Business

Parking sensors to alert officials of violations

May ease traffic congestion and boost revenue

The Atlanta Journal-Constitution

Friday, March 27, 2009

The national parking management company Central Parking System is conducting a high-tech experiment in downtown Atlanta that it hopes will boost revenues without raising rates and maybe help ease traffic congestion.

The new system also will make it easier to detect parking violators and quickly dispatch a booting or towing service.

Loop sensors, similar to those used at intersections to trip traffic lights, were embedded in parking spaces this week at a surface lot across from CNN and Centennial Olympic Park.

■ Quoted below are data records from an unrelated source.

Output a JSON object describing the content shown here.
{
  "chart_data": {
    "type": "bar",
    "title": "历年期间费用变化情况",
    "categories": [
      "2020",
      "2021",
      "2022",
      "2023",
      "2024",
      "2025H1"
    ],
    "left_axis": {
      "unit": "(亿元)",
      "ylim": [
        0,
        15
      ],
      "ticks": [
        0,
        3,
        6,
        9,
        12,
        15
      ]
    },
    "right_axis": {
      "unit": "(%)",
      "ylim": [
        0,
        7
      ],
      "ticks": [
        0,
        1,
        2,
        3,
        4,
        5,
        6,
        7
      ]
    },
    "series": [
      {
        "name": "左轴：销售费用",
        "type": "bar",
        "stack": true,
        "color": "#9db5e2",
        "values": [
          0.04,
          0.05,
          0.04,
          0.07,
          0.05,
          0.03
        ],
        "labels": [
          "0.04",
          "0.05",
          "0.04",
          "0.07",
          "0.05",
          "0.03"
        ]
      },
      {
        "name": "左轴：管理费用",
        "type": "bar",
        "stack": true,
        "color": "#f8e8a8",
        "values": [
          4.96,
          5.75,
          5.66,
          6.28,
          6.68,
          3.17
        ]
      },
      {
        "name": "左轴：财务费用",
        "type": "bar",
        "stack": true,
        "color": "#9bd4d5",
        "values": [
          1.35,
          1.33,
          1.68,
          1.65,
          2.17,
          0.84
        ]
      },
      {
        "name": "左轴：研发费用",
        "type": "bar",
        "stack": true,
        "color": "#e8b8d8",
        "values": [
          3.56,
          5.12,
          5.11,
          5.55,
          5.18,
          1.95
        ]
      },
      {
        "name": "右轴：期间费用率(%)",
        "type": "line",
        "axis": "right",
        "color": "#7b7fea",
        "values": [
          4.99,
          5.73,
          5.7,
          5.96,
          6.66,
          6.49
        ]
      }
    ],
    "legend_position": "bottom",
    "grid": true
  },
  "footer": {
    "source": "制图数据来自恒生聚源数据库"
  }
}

The sensors and a transmitter will wirelessly alert an operations center that a vehicle is in the space. The motorist then will be required to go to a payment kiosk to obtain a receipt for the dashboard.

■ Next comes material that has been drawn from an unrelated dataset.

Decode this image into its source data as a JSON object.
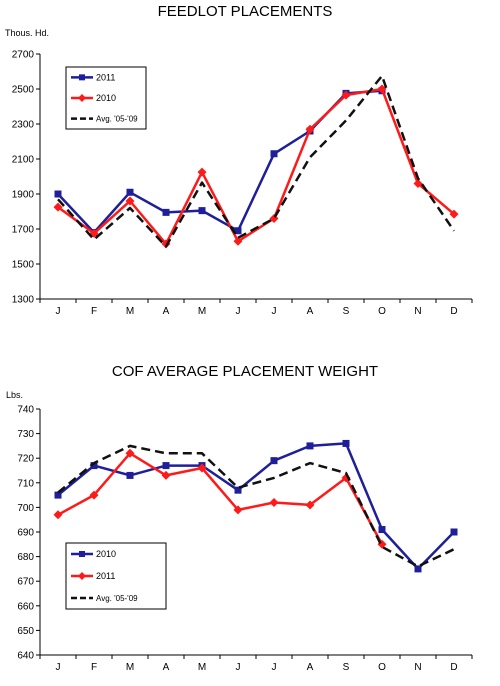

If the driver does not pay or allows the time to expire, Central Parking will be notified via the Internet and take enforcement action.

“Nobody will get booted or towed unless we are 100 percent sure there’s a violation there,” said Robert Cizek, Central Parking’s senior vice president for the Southeast.

The system, which is scheduled to begin operating next month, is supposed to speed up parking space turnover and reduce the time motorists spend searching for a place to land.

The experiment involves about 100 parking spaces on extremely valuable land. Central Parking sold the corner property last year for almost $20 million and signed a long-term lease.

Kennesaw-based StreetSmart Technology provided the equipment. StreetSmart and MobileNOW! are the companies behind Decatur’s new street-parking program in which motorists pay using their cellphones.

“Parking space is one of the most undermanaged municipal assets,” Ted Russ, StreetSmart’s chief operating officer, said. “Numerous studies show how parking contributes to extra traffic in town,” worsening pollution and noise.

The new system will help resolve payment disputes, and in the future it might allow drivers to use their cellphones to locate available parking, said Russell Miller, Central Parking’s general manager in Atlanta.

StreetSmart is a start-up company that’s installed street-parking management systems in California, Florida and Israel. The deal with Central Parking is its first parking lot effort.